Tom Fisher followed in the footsteps of his architect grandfather, sort of.
As an architecture student at Cornell University, he realized that he was more interested in writing than drafting plans for buildings, and his career turned toward urban design, theory, writing and teaching.
Fisher, who grew up in Cleveland and spent the early part of his career in New York, moved to the Twin Cities to become dean of the University of Minnesota College of Design, a job he held for 19 years. In 2015, he became director of the U's Metropolitan Design Center.
For decades a leading voice in the world of design, Fisher seems to have sat on nearly every committee, commission and advisory board around, including ones that gave input to the new Guthrie Theater, I-35W bridge and U.S. Bank Stadium.
So it may seem strange that his newest book, "Designing Our Way to a Better World" (University of Minnesota Press), contains no images and almost nothing about houses, landscapes, streetscapes or skyscrapers.
While he's long been interested in the tangible, physical world around us, Fisher's new book is a collection of essays about "the design of what we cannot see." He argues that designers — by nature and training — seek to solve problems involving complex systems, and that "design thinking" can and should be expanded into such areas as education, infrastructure, public health, economics, even politics.
Q: You argue that designers should be more involved in solving big problems. Why?
A: We've been doing a lot of work in this area of "design thinking," which takes the thought process and the methods that have been developed for millennia around the design of physical things — products, buildings, cities — and applies that to the so-called invisible world of design, which is all of the systems and organizations that are designed, but we don't think of them as being designed. And we're seeing a lot of these systems not working very well.
Well, when our economy isn't serving lots of people, when our political system seems to be at loggerheads, when our educational system isn't producing students to be well-prepared for the new economy, that's a designed system as much as the buildings that they are in and the streetscapes that people travel across, and when something that is designed but is not working very well, you redesign it.
Q: Are peers in the design world embracing these ideas?
A: It's not as accepted as I had hoped it would be.
Q: Why?
A: This is a vast new area of work that I think a lot of people don't feel comfortable in. Paradigm shifts and lateral leaps is something that every designer is good at, but they have to get used to the idea that the outcome may not be anything that's tangible. I argue that the systems have even a bigger effect. A building affects the people who work in it and visit it, but you redesign a system like global health, and it has an impact on so many more people.

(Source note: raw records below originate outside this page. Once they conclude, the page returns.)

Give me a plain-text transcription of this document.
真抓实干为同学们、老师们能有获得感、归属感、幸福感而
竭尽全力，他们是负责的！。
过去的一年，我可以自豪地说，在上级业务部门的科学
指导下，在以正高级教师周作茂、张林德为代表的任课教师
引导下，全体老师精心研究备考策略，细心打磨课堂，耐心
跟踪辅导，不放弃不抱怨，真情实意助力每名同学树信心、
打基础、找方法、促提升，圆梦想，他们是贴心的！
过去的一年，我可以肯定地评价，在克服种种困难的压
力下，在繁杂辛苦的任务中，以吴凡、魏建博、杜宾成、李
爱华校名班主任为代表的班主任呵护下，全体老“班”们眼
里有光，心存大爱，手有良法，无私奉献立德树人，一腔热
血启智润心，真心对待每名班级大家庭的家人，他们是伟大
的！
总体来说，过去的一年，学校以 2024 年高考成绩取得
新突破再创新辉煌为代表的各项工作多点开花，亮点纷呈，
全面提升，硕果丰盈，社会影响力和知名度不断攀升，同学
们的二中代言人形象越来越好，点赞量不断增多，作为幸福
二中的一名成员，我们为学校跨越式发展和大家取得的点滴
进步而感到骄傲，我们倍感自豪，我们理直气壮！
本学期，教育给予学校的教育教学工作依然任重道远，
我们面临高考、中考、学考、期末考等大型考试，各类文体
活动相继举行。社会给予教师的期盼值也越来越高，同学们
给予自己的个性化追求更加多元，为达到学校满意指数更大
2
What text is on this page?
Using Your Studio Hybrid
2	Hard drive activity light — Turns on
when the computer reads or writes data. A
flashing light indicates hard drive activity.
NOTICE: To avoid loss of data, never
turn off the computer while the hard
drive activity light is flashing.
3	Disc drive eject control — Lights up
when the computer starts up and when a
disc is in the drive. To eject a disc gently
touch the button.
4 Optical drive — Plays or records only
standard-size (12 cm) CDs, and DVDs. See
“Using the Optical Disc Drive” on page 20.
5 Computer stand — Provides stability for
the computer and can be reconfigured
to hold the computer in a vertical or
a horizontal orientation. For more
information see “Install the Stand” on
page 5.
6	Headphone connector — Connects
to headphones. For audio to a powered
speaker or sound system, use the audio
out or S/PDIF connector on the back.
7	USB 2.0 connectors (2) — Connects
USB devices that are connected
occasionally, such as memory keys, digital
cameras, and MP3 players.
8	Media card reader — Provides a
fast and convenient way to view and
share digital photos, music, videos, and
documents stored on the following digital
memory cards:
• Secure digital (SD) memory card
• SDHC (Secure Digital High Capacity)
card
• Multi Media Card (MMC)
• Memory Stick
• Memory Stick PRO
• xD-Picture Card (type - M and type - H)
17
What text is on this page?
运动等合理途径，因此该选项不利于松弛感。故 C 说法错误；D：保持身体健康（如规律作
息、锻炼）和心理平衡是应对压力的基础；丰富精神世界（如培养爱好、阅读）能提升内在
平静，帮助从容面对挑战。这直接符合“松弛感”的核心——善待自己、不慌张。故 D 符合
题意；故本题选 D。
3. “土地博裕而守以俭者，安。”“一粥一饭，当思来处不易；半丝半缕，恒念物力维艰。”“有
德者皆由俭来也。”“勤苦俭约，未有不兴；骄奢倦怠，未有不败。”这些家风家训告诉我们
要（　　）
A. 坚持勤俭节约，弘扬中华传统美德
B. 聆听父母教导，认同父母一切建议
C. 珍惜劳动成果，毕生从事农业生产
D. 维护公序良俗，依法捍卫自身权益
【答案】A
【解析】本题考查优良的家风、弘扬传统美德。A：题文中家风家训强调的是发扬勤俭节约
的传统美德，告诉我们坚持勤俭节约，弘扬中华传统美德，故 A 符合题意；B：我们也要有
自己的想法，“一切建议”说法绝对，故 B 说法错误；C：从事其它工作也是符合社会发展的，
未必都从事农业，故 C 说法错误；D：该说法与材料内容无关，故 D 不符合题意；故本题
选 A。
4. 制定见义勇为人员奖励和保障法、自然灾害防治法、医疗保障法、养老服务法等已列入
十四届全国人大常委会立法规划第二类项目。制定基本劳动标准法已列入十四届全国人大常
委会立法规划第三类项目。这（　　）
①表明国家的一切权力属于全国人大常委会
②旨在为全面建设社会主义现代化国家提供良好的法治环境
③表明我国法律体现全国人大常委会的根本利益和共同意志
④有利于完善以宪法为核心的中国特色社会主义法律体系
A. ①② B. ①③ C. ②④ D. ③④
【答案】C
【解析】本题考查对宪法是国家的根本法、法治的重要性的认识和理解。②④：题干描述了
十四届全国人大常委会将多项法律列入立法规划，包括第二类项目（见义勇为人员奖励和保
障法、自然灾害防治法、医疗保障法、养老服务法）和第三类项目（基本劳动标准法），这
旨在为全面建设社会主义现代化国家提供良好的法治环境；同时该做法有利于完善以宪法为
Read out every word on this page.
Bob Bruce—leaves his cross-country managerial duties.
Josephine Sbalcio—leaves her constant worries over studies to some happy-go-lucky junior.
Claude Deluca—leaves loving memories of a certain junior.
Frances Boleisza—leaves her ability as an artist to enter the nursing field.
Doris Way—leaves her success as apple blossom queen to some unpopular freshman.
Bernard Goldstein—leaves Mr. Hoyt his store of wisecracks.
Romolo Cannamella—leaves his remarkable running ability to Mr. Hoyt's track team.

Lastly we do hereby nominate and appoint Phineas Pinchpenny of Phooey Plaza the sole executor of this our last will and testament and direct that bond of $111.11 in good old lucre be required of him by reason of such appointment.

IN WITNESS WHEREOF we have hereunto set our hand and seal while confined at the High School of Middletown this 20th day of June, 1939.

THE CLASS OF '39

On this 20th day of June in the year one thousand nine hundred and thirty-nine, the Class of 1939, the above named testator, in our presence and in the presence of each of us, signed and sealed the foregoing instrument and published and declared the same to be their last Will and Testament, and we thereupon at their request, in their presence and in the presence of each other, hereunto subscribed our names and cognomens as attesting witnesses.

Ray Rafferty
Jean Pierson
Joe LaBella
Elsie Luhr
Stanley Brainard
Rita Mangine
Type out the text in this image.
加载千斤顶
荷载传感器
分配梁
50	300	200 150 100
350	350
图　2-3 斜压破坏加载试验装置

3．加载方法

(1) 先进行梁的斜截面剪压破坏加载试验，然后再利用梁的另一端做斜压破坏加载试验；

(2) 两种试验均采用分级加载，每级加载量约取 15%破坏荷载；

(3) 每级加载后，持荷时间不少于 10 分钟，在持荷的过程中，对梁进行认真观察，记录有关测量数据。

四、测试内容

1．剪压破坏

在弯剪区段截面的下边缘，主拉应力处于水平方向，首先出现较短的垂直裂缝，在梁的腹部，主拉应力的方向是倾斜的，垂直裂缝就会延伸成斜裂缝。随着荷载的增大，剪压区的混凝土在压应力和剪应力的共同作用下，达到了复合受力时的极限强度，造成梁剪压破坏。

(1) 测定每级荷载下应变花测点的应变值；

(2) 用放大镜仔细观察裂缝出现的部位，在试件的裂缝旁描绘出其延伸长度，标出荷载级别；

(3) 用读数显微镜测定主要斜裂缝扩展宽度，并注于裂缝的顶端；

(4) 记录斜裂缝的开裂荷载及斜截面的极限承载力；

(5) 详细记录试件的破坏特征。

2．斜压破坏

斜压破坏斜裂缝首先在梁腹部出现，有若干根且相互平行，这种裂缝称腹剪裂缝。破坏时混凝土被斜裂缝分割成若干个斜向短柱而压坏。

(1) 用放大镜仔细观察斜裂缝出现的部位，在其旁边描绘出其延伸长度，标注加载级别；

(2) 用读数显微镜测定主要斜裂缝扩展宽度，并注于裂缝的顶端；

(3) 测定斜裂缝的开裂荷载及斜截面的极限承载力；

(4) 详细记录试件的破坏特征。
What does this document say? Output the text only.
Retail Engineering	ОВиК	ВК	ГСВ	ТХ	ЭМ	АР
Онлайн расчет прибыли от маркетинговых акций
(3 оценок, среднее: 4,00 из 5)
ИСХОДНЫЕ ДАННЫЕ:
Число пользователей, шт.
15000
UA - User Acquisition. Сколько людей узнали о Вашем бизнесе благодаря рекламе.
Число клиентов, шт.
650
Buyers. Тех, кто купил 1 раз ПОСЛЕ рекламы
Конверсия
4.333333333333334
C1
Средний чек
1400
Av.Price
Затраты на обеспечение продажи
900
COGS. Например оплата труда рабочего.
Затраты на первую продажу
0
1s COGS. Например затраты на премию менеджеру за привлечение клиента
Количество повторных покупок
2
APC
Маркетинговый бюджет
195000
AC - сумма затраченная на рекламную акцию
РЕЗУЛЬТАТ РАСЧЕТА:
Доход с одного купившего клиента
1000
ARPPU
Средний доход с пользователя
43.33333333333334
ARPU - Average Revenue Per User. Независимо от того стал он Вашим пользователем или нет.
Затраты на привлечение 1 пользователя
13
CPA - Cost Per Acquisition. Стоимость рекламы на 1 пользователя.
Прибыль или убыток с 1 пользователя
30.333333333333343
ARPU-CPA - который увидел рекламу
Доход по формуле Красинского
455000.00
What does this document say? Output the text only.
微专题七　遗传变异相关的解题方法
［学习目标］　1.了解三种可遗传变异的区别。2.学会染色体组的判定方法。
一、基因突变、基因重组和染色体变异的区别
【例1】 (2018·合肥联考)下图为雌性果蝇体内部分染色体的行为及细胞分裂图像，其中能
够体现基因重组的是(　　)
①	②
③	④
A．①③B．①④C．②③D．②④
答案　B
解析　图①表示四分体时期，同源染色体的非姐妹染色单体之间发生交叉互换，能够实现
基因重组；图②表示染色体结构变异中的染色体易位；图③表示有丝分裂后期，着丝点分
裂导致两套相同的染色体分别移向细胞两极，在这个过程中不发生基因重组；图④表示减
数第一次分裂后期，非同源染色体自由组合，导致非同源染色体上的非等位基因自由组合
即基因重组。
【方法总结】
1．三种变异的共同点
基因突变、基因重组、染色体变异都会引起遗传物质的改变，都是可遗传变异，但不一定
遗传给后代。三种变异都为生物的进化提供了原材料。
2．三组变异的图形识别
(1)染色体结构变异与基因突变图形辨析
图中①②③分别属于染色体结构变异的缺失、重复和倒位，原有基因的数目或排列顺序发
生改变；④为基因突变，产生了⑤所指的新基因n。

Q: Isn't this a kind of mission creep? Why should designers poke their noses into other professions?
A: I certainly hear that criticism. I compare it to the change that happened in the legal profession in the 20th century. You used to go to law school largely to become a trial lawyer. Eventually, they changed into a field where you were getting a legal education to apply that thought process to a wide range of human activity, not just trying cases in court. The same transition is going on in the design fields, where the core skill of designers isn't the outcome — isn't the apparel, or the car, or the building — it's the thought process they used to get there.
Q: Is this happening now?
A: It's starting to happen now. We can't meet a fraction of the calls we get from organizations that want help with this kind of work. We see a tremendous amount of work to be done and many opportunities for practitioners as well as for schools to be dealing with this.
Q: Speaking of schools, how easy is it to sell this expanded notion of design to young people?
A: Younger people understand this in a way an older generation doesn't. Younger people have been immersed in the digital environment, which is all about building webs and networks and lateral connections among seemingly disparate things. They're also much less tied to the traditional disciplinary boundaries than an older generation is. We find younger people completely latching onto it.
Q: How have you redesigned your own classroom teaching?
A: In one class recently we empowered students to decide where we were going to meet. Never once did they pick a classroom to meet in. So, we are building classrooms that students don't want to learn in. A larger point was that we are in this on-demand economy, this sharing economy, an economy that's about empowering everybody to participate in finding solutions to problems. It's not about expertise, it's not about doing what you're told to do, it's about imagining another way to do ... everything. This is the future of education, it's the way students will learn in a much more engaged way.
I think lecturing will largely disappear. I will do lectures online that students can look at in their free time, and then when we're together in the classroom, it's all about participation and conversation, debate, dialogue. That has been a shift that many faculty have made.
Q: Have you worked on the dysfunctional system that is public education?
A: Yes. We have a mass-production, 20th-century idea of education, where you come in, you run through these standardized curriculums, you come out the end with a degree. We now are in a mass-customization economy that privileges and values innovation, creativity, entrepreneurial activity, and our original system is completely misaligned with that.
Q: We see many examples of forgettable, subpar, even ugly design. Why then, should we put designers in charge of even more things?
A: Great question. I don't think we should put designers in charge of more things. What I would love to see would be these design thinking skills taught to everybody.